Happy Easter

Today we went to Easter service at Our Savior’s Community Church that we’d scoped out a few days ago. We got there at 9:30 for their 10:00 service which turned out to be a good time. Everyone was friendly and the church was beautiful. Unlike other churches, to which we’re accustom, this one didn’t have a bulletin so we could follow the service. Instead, it was all on screens on which were projected lyrics to the songs and scripture verses read by Pastor Rob. It was OK working without a bulletin, but bulletins hare meaningful to me because I’m the one who prints them for our home church, Bethany Lutheran in Warren, Or.

After the service we returned to the condo where Diane whipped up a terrific Easter dinner of ham, tiny peas, and tiny klondike gold potatoes. It was a pretty awesome meal.

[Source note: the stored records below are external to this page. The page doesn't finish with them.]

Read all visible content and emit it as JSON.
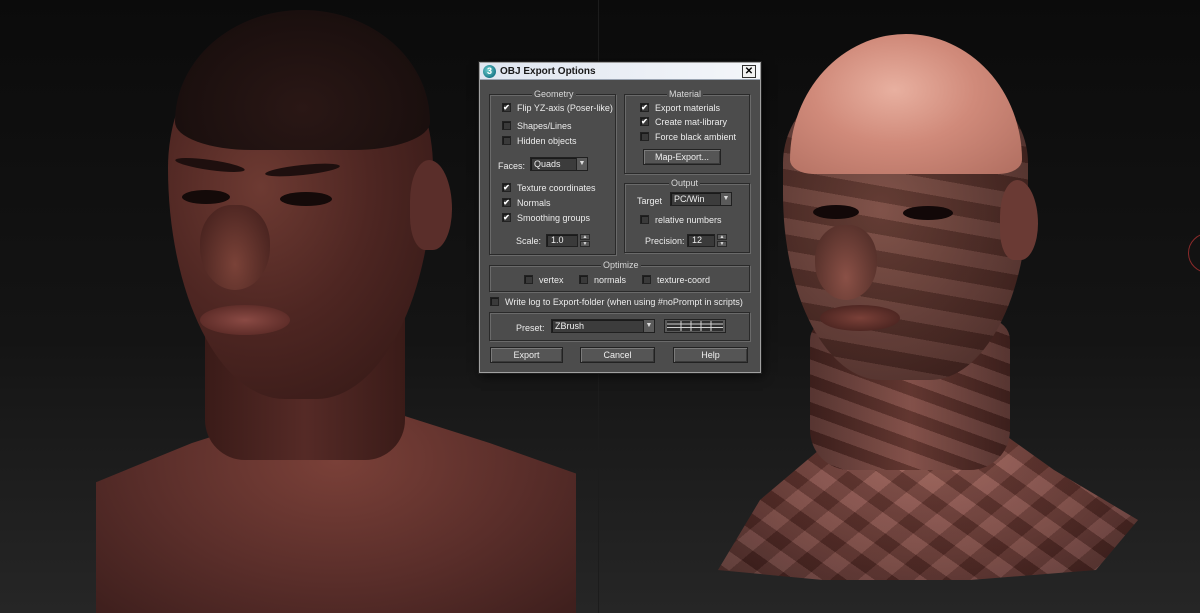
{
  "dialog": {
    "title": "OBJ Export Options",
    "title_icon": "3ds-max-icon",
    "close_glyph": "✕",
    "geometry": {
      "legend": "Geometry",
      "flip_yz": {
        "label": "Flip YZ-axis (Poser-like)",
        "checked": true
      },
      "shapes_lines": {
        "label": "Shapes/Lines",
        "checked": false
      },
      "hidden_objects": {
        "label": "Hidden objects",
        "checked": false
      },
      "faces_label": "Faces:",
      "faces_value": "Quads",
      "texture_coords": {
        "label": "Texture coordinates",
        "checked": true
      },
      "normals": {
        "label": "Normals",
        "checked": true
      },
      "smoothing_groups": {
        "label": "Smoothing groups",
        "checked": true
      },
      "scale_label": "Scale:",
      "scale_value": "1.0"
    },
    "material": {
      "legend": "Material",
      "export_materials": {
        "label": "Export materials",
        "checked": true
      },
      "create_mat_library": {
        "label": "Create mat-library",
        "checked": true
      },
      "force_black_ambient": {
        "label": "Force black ambient",
        "checked": false
      },
      "map_export_label": "Map-Export..."
    },
    "output": {
      "legend": "Output",
      "target_label": "Target",
      "target_value": "PC/Win",
      "relative_numbers": {
        "label": "relative numbers",
        "checked": false
      },
      "precision_label": "Precision:",
      "precision_value": "12"
    },
    "optimize": {
      "legend": "Optimize",
      "vertex": {
        "label": "vertex",
        "checked": false
      },
      "normals": {
        "label": "normals",
        "checked": false
      },
      "texture_coord": {
        "label": "texture-coord",
        "checked": false
      }
    },
    "write_log": {
      "label": "Write log to Export-folder (when using #noPrompt in scripts)",
      "checked": false
    },
    "preset": {
      "label": "Preset:",
      "value": "ZBrush"
    },
    "buttons": {
      "export": "Export",
      "cancel": "Cancel",
      "help": "Help"
    },
    "dropdown_glyph": "▼",
    "spin_up_glyph": "▲",
    "spin_down_glyph": "▼"
  },
  "colors": {
    "dialog_bg": "#4c4c4c",
    "titlebar": "#e6ebf2",
    "skin_dark": "#4e2622",
    "scalp_highlight": "#d08a7a",
    "background": "#101010"
  }
}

Instead of taking a nap after eating, we jumped in the car and drove all over the area, even to the east side of I-10 just to see what was over there. Turns out there are just more towns with Palm(s) in the name and lots more houses. Choices are: Palm Springs, Thousand Palms, Palm Desert, Desert Palms, to name a few. Actually, that’s all the towns I can find with that common word in the name. Still, for a newcomer to the area I can see why the city names could cause confusion. We’ve discovered, in our short visit here, that Ramon Ave is a link that always leads us back to Palm Springs Tennis Club Resort. At least it’s been working so far.

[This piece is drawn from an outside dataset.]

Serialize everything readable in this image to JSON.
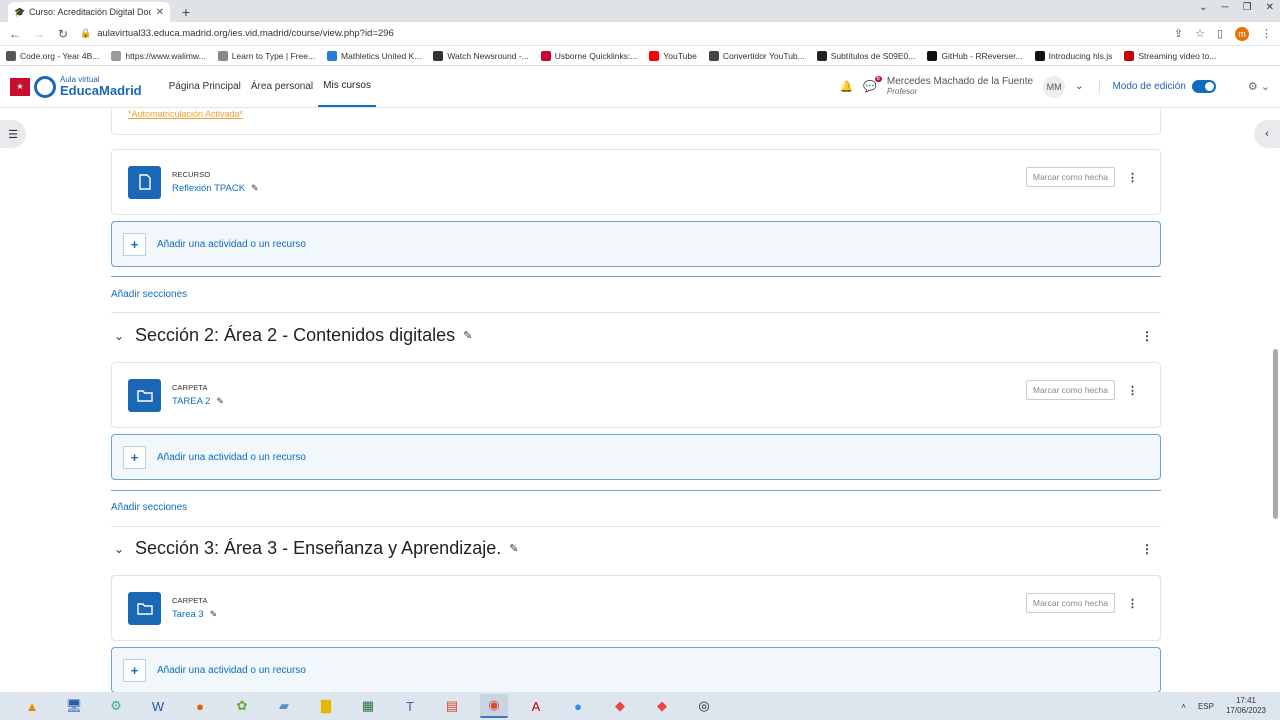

An interesting thing about Palm Springs is that no where in the city is there a parking meter. Parking is free everywhere, including the parking garage located on the main thoroughfare. Also, as our Jennifer pointed out, the streets are amazingly clean. It’s almost like people care enough to NOT litter. Maybe keeping it clean is a tradeoff for all that free parking. That, or people are just proud of their surroundings.

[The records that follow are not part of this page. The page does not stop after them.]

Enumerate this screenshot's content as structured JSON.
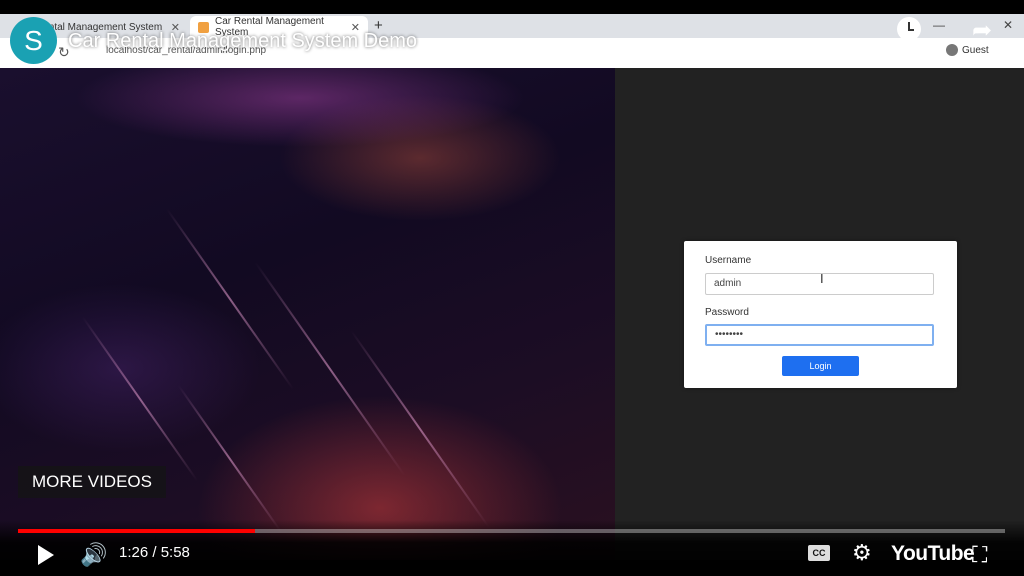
{
  "browser": {
    "tabs": [
      {
        "label": "Rental Management System"
      },
      {
        "label": "Car Rental Management System"
      }
    ],
    "url": "localhost/car_rental/admin/login.php",
    "profile": "Guest"
  },
  "login_form": {
    "username_label": "Username",
    "username_value": "admin",
    "password_label": "Password",
    "password_value": "••••••••",
    "login_button": "Login"
  },
  "youtube": {
    "channel_initial": "S",
    "title": "Car Rental Management System Demo",
    "watch_later": "Watch later",
    "share": "Share",
    "more_videos": "MORE VIDEOS",
    "time": "1:26 / 5:58",
    "progress_fraction": 0.24,
    "cc": "CC",
    "logo": "YouTube",
    "accent": "#ff0000"
  }
}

Solar panels are everywhere here which makes perfect sense since the sun shines most of the time. By everywhere, I mean lots and lots of houses have their roofs covered with them. What surprised us was the prevalence of wind power options. We drove through an entire forest of the wind turbines when we arrived last Tuesday, but today we got up close to them so I took a photo. This field is located near the I-10 corridor …

We have these in Oregon, too, but not in such mind-boggling numbers, so close together. Ours are typically scattered loosely across the tops of hills which is nothing like the above photo. If you can enlarge the photo, you’ll see that the turbines seem to taper off into infinity toward the far away hills. If I had to guess how many wind mills are out there, I’d have to say a couple of million. Easily. But, I’d be wrong. Data from 2013 states there were 2700 of them at that time. Another undated report states there are 4000 of them. Now, who knows?

While looking for that information, I was surprised to learn that the Wind Turbine farm in Palm Springs is the oldest facility of this nature in the US. Who knew?